By Associate Producer Dennis Chambers
It’s been nearly 30 years since Two River Theater founder Bob Rechnitz left his post as the revered Professor of American Literature at Monmouth University in Long Branch, NJ. Among the many great American novels included in Bob’s syllabi, there was always one constant: Nathaniel Hawthorne’s “The Scarlet Letter.” What a coincidence then, or perhaps more an alignment of fates, that Two River’s new Artistic Director, Justin Waldman, would choose Kate Hamill’s adaptation of this classic novel to present in his
very first curated season.
As we approach the 175th anniversary of its initial publication, Hawthorne’s tale remains a timeless source of valuable lessons. “The Scarlet Letter,” at its core, is an exploration of the societies we’ve built and how we choose to live in them. Bob’s lecture notes show that he, like playwright Kate Hamill, saw Hawthorne’s story as a starkly relevant tale that remains significant.
In Professor Rechnitz’s eloquent words, “The Scarlet Letter” is “…a novel about the
complexly designed fabric of human relationships in their broadest context—that of society as a whole. It is a novel about that society and about the possibility of converting that society into something of greater value—a community in which Hester dreams, in the final words of the book, ‘the whole relation between man and woman’ will be established ‘on a surer ground of mutual happiness.'”
All these years later, the message that was conveyed by Professor Rechnitz still remains etched in the minds of the students he taught. Two River Theater patron, Chryssa Yaccarino (MU ’90), recounted her memories of Professor Rechnitz and what she recalls from his lectures:
“Bob offered profound insights into Hawthorne’s resentment towards Puritan intolerance and moral rigidity, as portrayed in ‘The Scarlet Letter’ (a resentment that Bob himself evidently shared). Bob’s classes served as a means of introspection, prompting his students to reflect on our own human condition through the texts and the artistic expressions of the authors and poets we studied. These lessons continue to hold a special place in my heart—as does Bob.”

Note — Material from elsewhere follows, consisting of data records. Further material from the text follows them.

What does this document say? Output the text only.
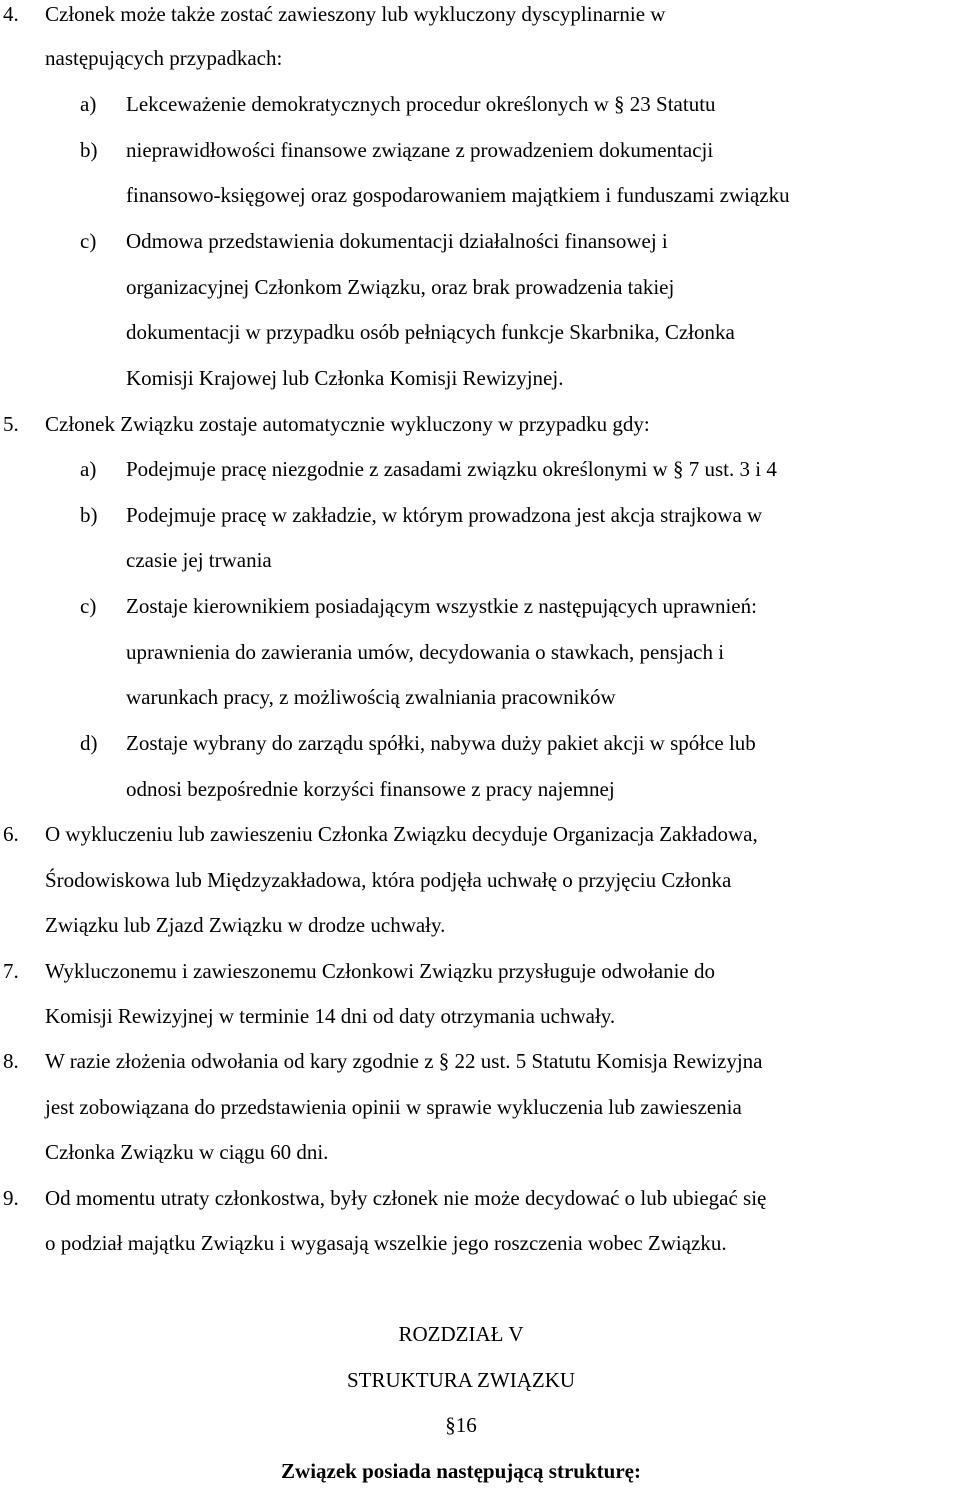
4. Członek może także zostać zawieszony lub wykluczony dyscyplinarnie w
następujących przypadkach:
a) Lekceważenie demokratycznych procedur określonych w § 23 Statutu
b) nieprawidłowości finansowe związane z prowadzeniem dokumentacji
finansowo-księgowej oraz gospodarowaniem majątkiem i funduszami związku
c) Odmowa przedstawienia dokumentacji działalności finansowej i
organizacyjnej Członkom Związku, oraz brak prowadzenia takiej
dokumentacji w przypadku osób pełniących funkcje Skarbnika, Członka
Komisji Krajowej lub Członka Komisji Rewizyjnej.
5. Członek Związku zostaje automatycznie wykluczony w przypadku gdy:
a) Podejmuje pracę niezgodnie z zasadami związku określonymi w § 7 ust. 3 i 4
b) Podejmuje pracę w zakładzie, w którym prowadzona jest akcja strajkowa w
czasie jej trwania
c) Zostaje kierownikiem posiadającym wszystkie z następujących uprawnień:
uprawnienia do zawierania umów, decydowania o stawkach, pensjach i
warunkach pracy, z możliwością zwalniania pracowników
d) Zostaje wybrany do zarządu spółki, nabywa duży pakiet akcji w spółce lub
odnosi bezpośrednie korzyści finansowe z pracy najemnej
6. O wykluczeniu lub zawieszeniu Członka Związku decyduje Organizacja Zakładowa,
Środowiskowa lub Międzyzakładowa, która podjęła uchwałę o przyjęciu Członka
Związku lub Zjazd Związku w drodze uchwały.
7. Wykluczonemu i zawieszonemu Członkowi Związku przysługuje odwołanie do
Komisji Rewizyjnej w terminie 14 dni od daty otrzymania uchwały.
8. W razie złożenia odwołania od kary zgodnie z § 22 ust. 5 Statutu Komisja Rewizyjna
jest zobowiązana do przedstawienia opinii w sprawie wykluczenia lub zawieszenia
Członka Związku w ciągu 60 dni.
9. Od momentu utraty członkostwa, były członek nie może decydować o lub ubiegać się
o podział majątku Związku i wygasają wszelkie jego roszczenia wobec Związku.
ROZDZIAŁ V
STRUKTURA ZWIĄZKU
§16
Związek posiada następującą strukturę:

In choosing to present Kate’s searing adaptation, Justin recognized that what Hester Prynne has to offer us is essential – and not just to every up-and-coming generation of scholars, but also to theatergoers. Here on our stage, the legacy of Bob Rechnitz, his love for Hawthorne’s work, and the vision of Two River Theater come together, offering us a timeless reflection on the human experience.